Elgin's first poet laureate had her first official performance during Martin Luther King Jr. weekend in Elgin and got rave reviews.

"She was amazing. Riveting," said Tish Calhamer, a member of the poet laureate selection committee. "So many people asked how they could get a copy of her poem."

She is 34-year-old Chasity Gunn, a journalist-turned-poet who moved to Elgin four years ago. Gunn works for the nonprofit Youth Empowerment Program in Chicago and is an adjunct instructor in English and adult education at Judson University.

Being the city's first poet laureate is an honor, Gunn said.

"Elgin is a forward-thinking city, it is a relevant city, because they chose someone who looks like the people who live there," she said. "It's an honor to be an African-American woman and occupy this role."
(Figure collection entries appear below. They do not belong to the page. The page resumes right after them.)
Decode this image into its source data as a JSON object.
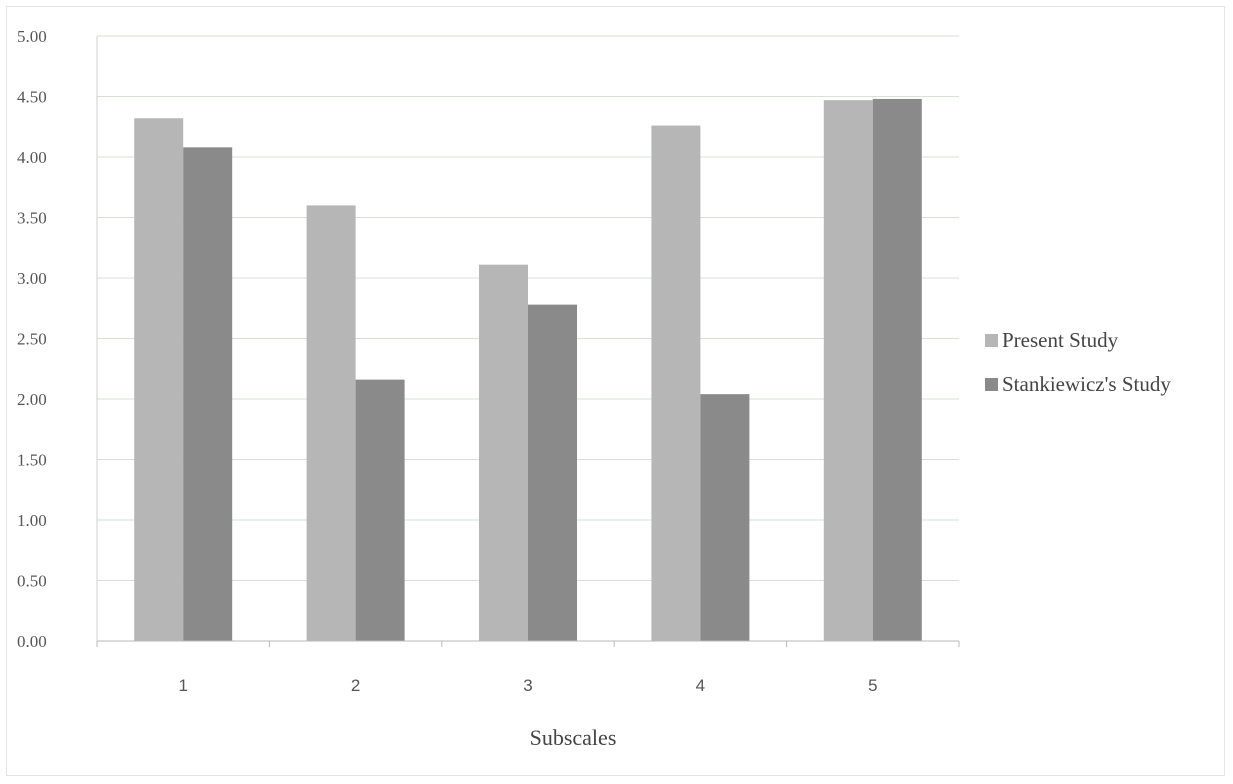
{
  "chart_data": {
    "type": "bar",
    "categories": [
      "1",
      "2",
      "3",
      "4",
      "5"
    ],
    "series": [
      {
        "name": "Present Study",
        "values": [
          4.32,
          3.6,
          3.11,
          4.26,
          4.47
        ],
        "color": "#b6b6b6"
      },
      {
        "name": "Stankiewicz's Study",
        "values": [
          4.08,
          2.16,
          2.78,
          2.04,
          4.48
        ],
        "color": "#8a8a8a"
      }
    ],
    "title": "",
    "xlabel": "Subscales",
    "ylabel": "",
    "ylim": [
      0,
      5
    ],
    "yticks": [
      "0.00",
      "0.50",
      "1.00",
      "1.50",
      "2.00",
      "2.50",
      "3.00",
      "3.50",
      "4.00",
      "4.50",
      "5.00"
    ],
    "grid": true,
    "legend_position": "right"
  }
}
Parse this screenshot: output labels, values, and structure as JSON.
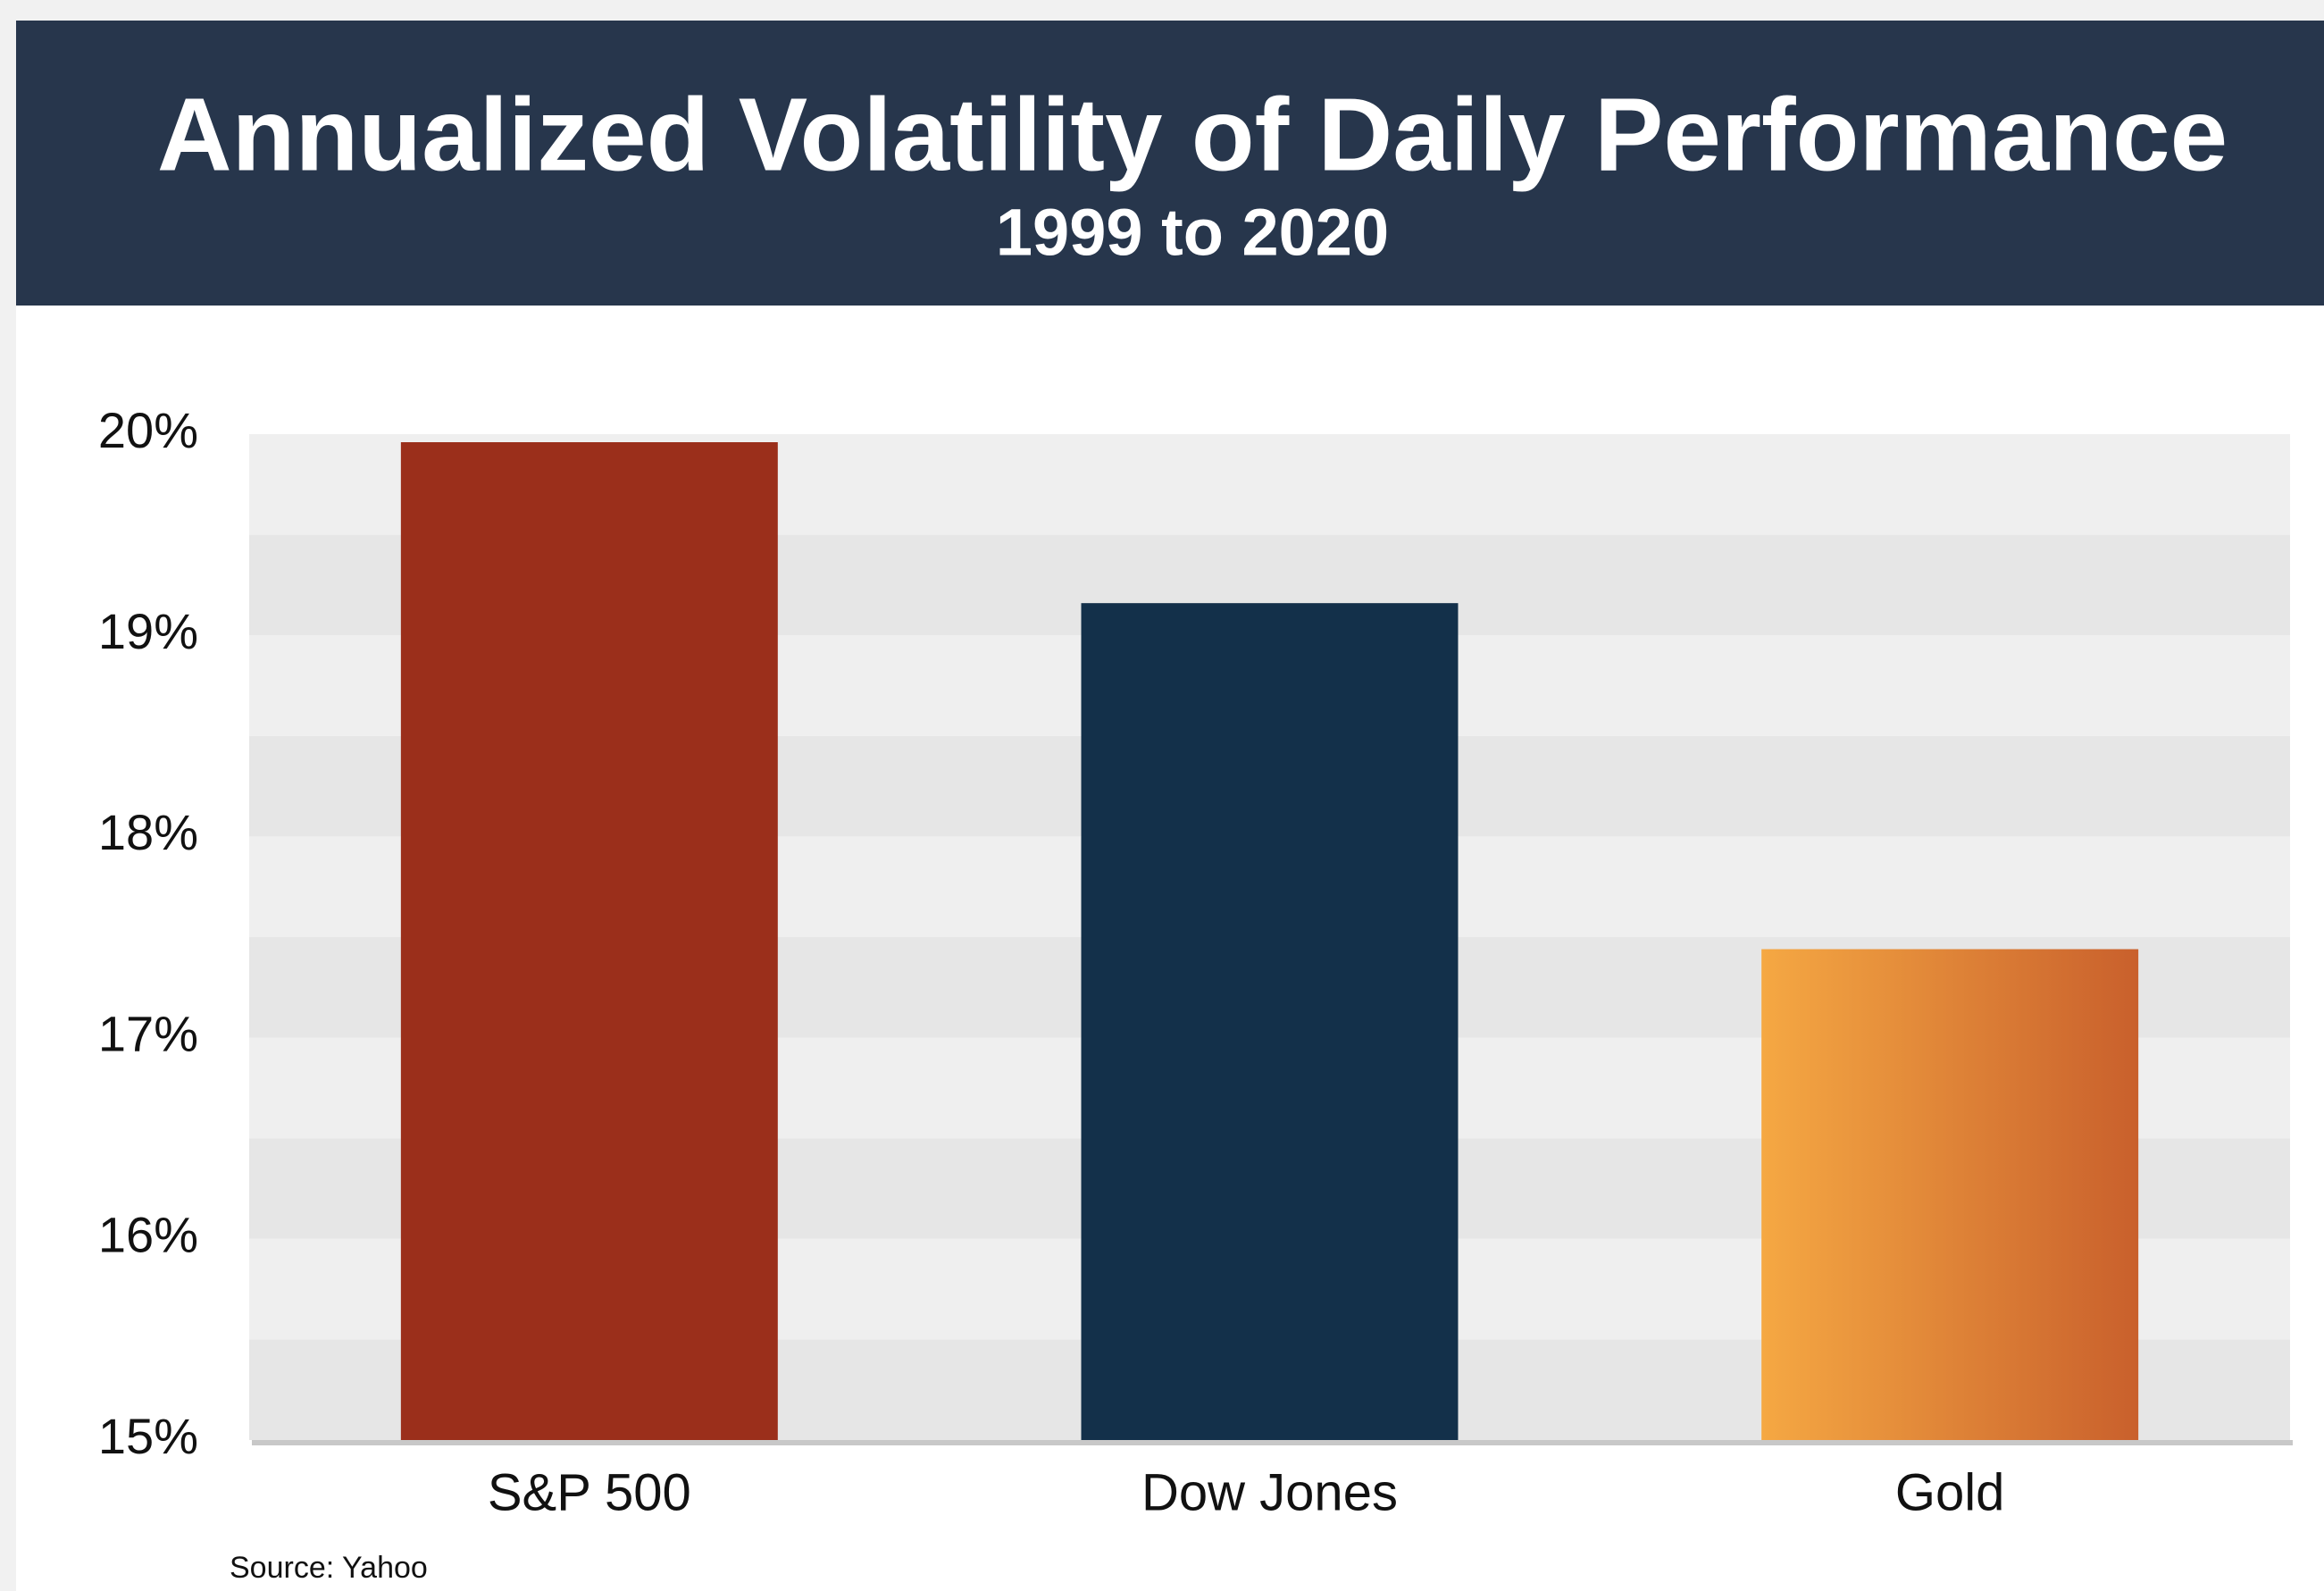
{
  "chart_data": {
    "type": "bar",
    "title": "Annualized Volatility of Daily Performance",
    "subtitle": "1999 to 2020",
    "categories": [
      "S&P 500",
      "Dow Jones",
      "Gold"
    ],
    "values": [
      19.96,
      19.16,
      17.44
    ],
    "colors": [
      "#9b2f1b",
      "#13304a",
      [
        "#f5a843",
        "#c9602c"
      ]
    ],
    "ylim": [
      15,
      20
    ],
    "yticks": [
      {
        "value": 15,
        "label": "15%"
      },
      {
        "value": 16,
        "label": "16%"
      },
      {
        "value": 17,
        "label": "17%"
      },
      {
        "value": 18,
        "label": "18%"
      },
      {
        "value": 19,
        "label": "19%"
      },
      {
        "value": 20,
        "label": "20%"
      }
    ],
    "grid": true,
    "source": "Source: Yahoo"
  }
}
Gunn describes herself as primarily "a poet of place" who writes in free verse. The poem she wrote for the Martin Luther King Jr. breakfast at Elgin Community College was the first one in rhyme since her college days, she said.

Gunn grew up in Alabama and worked as a newspaper reporter in Tennessee for three years. She quit in 2010 to get a master's degree in creative writing with an emphasis in poetry from Hamline University in Minnesota.

She writes a lot about her native South - "the way people speak ... it's like music," she says - and Southern food, like the fried green tomatoes her mother made. She also writes portrait poetry, which aims to capture the essence of a person and, she said, comes from being a journalist.

She read and wrote a lot as a young girl and got into poetry in high school. She took a poetry class in college but didn't identify as a poet until graduate school, when she started to really study and practice the craft, she said.

"It wasn't just a hobby. I wasn't just putting words on a page and claiming it was poetry," she said.

Elgin's poet laureate appointment lasts two years and has a $1,000 yearly stipend. Gunn was selected in December among five applicants, Calhamer said.

"We felt that she had that combination of poetic ability, talent, charisma ... Her delivery of a poem, her public performance ability is right up there," she said.

The poet laureate must help bring poetry into the community, and Gunn has a lot of ideas, especially for children, Calhamer said. Gunn released a book this month called "How to Create a World" about how to use nursery rhymes as models for teaching children how to write.

"A lot of people come to poetry trying to understand poetry. But if you do that ... you're going to find yourself frustrated," Gunn said. "I don't write for people to understand what I am writing. I may be writing for the sound. I may be writing for the image."